Pourquoi ai-je été résistant plutôt que milicien ? Une question, aussi saugrenue, ne m’est jamais venue à l’esprit. Ce sont les autres qui me l’ont posée.
Éliminons l’opportunisme de celui qui sent le vent tourner et se met du côté du vainqueur, et la position de celui qui ne veut pas prendre de risques, qui ne désire qu’une chose, continuer à vivre tranquillement en dehors des aléas de l’Histoire et qui a souvent d’excellentes raisons. Les chefs de famille ont pourtant été nombreux à risquer leur vie en toute connaissance de cause. Le docteur Nessmann, chirurgien à Sarlat, est mort sous la torture pour s’être engagé dans la Résistance, bien qu’il fut père de six enfants en bas-âge.
Pour des jeunes gens passionnés, il est aisé de prendre une décision quand on n’a que son destin à mettre dans la balance ; encore faut-il la prendre, cette décision. Après la défaite, j’étais seul maître de mes choix, de mes engagements. Toutes les grandes interrogations se ramenaient pour moi et pour beaucoup à une seule : être pour les Allemands ou contre eux. Les autres débats ne me semblaient être que jeux politiques. Pas de dilemme ; viscéralement, j’étais contre les « Boches », contre Pétain, et pour de Gaulle. Jamais je n’ai douté du bien-fondé de mon choix. J’étais manichéen, pour le bon, contre le méchant, sans aucune nuance. Il ne pouvait en être autrement.
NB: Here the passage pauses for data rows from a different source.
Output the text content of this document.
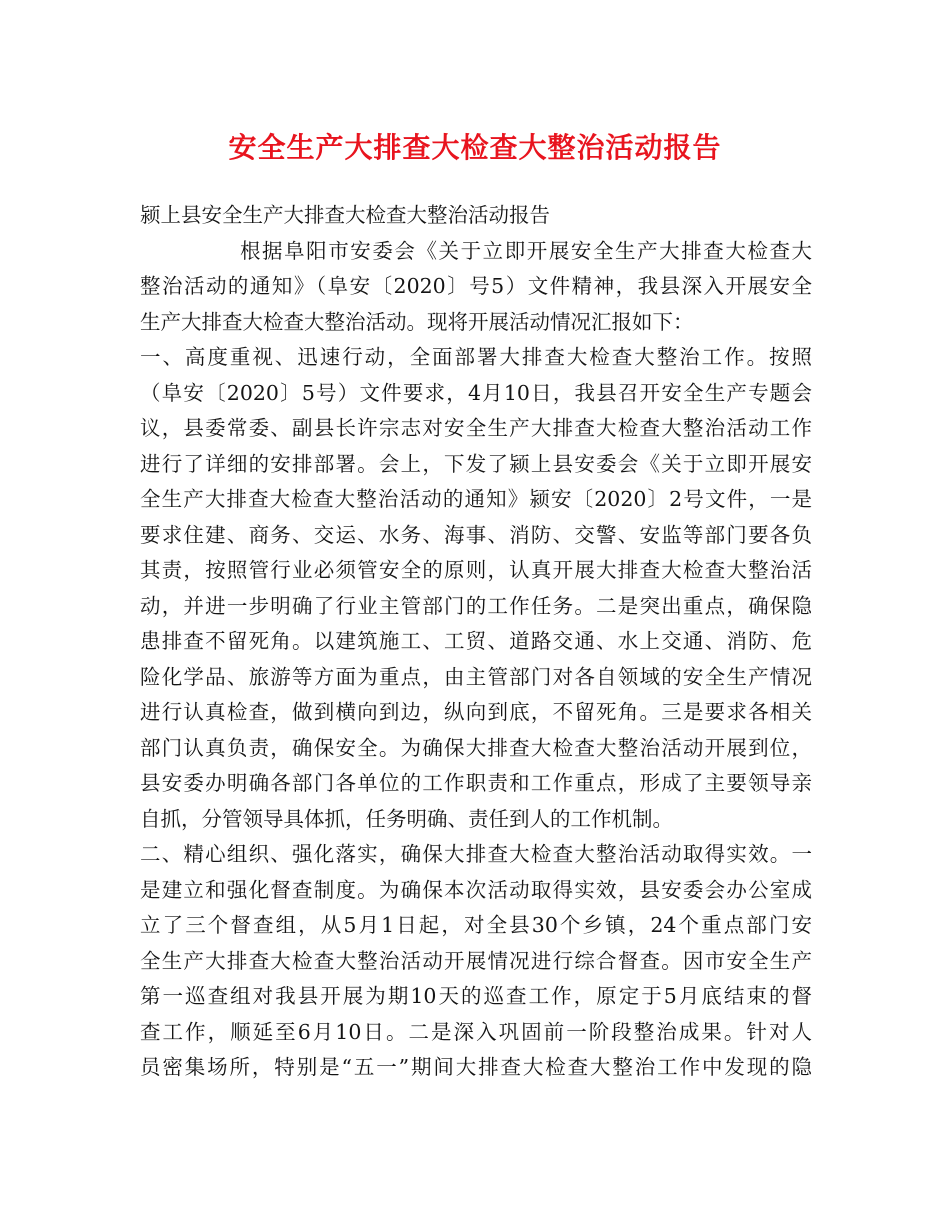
安全生产大排查大检查大整治活动报告
颍上县安全生产大排查大检查大整治活动报告
根据阜阳市安委会《关于立即开展安全生产大排查大检查大
整治活动的通知》（阜安〔2020〕号5）文件精神，我县深入开展安全
生产大排查大检查大整治活动。现将开展活动情况汇报如下：
一、高度重视、迅速行动，全面部署大排查大检查大整治工作。按照
（阜安〔2020〕5号）文件要求，4月10日，我县召开安全生产专题会
议，县委常委、副县长许宗志对安全生产大排查大检查大整治活动工作
进行了详细的安排部署。会上，下发了颍上县安委会《关于立即开展安
全生产大排查大检查大整治活动的通知》颍安〔2020〕2号文件，一是
要求住建、商务、交运、水务、海事、消防、交警、安监等部门要各负
其责，按照管行业必须管安全的原则，认真开展大排查大检查大整治活
动，并进一步明确了行业主管部门的工作任务。二是突出重点，确保隐
患排查不留死角。以建筑施工、工贸、道路交通、水上交通、消防、危
险化学品、旅游等方面为重点，由主管部门对各自领域的安全生产情况
进行认真检查，做到横向到边，纵向到底，不留死角。三是要求各相关
部门认真负责，确保安全。为确保大排查大检查大整治活动开展到位，
县安委办明确各部门各单位的工作职责和工作重点，形成了主要领导亲
自抓，分管领导具体抓，任务明确、责任到人的工作机制。
二、精心组织、强化落实，确保大排查大检查大整治活动取得实效。一
是建立和强化督查制度。为确保本次活动取得实效，县安委会办公室成
立了三个督查组，从5月1日起，对全县30个乡镇，24个重点部门安
全生产大排查大检查大整治活动开展情况进行综合督查。因市安全生产
第一巡查组对我县开展为期10天的巡查工作，原定于5月底结束的督
查工作，顺延至6月10日。二是深入巩固前一阶段整治成果。针对人
员密集场所，特别是“五一”期间大排查大检查大整治工作中发现的隐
- © Photo archives Michel Carcenac
Michel, Jean, Marcel, Angély sont mes prénoms. Ils n’ont pas été choisis au hasard. Bien souvent, depuis des siècles, le nouveau-né porte le prénom du grand-père, ou du frère décédé en bas âge. C’est une façon de nier la mort, de contrarier le destin, d’empêcher l’oubli.
Marcel était le frère cadet de ma mère. Il est mort à vingt-deux ans, à la Grande guerre, dans les tranchées. Angély le frère aîné, le poète, est mort à trente-quatre ans. Il fut mobilisé quinze jours avant son mariage.
Officiellement, Marcel et Angély Andrieu ne sont pas morts ; ils sont portés disparus. Les messes, les prières, ne les ont pas fait revenir à Varen, sur les bords de l’Aveyron.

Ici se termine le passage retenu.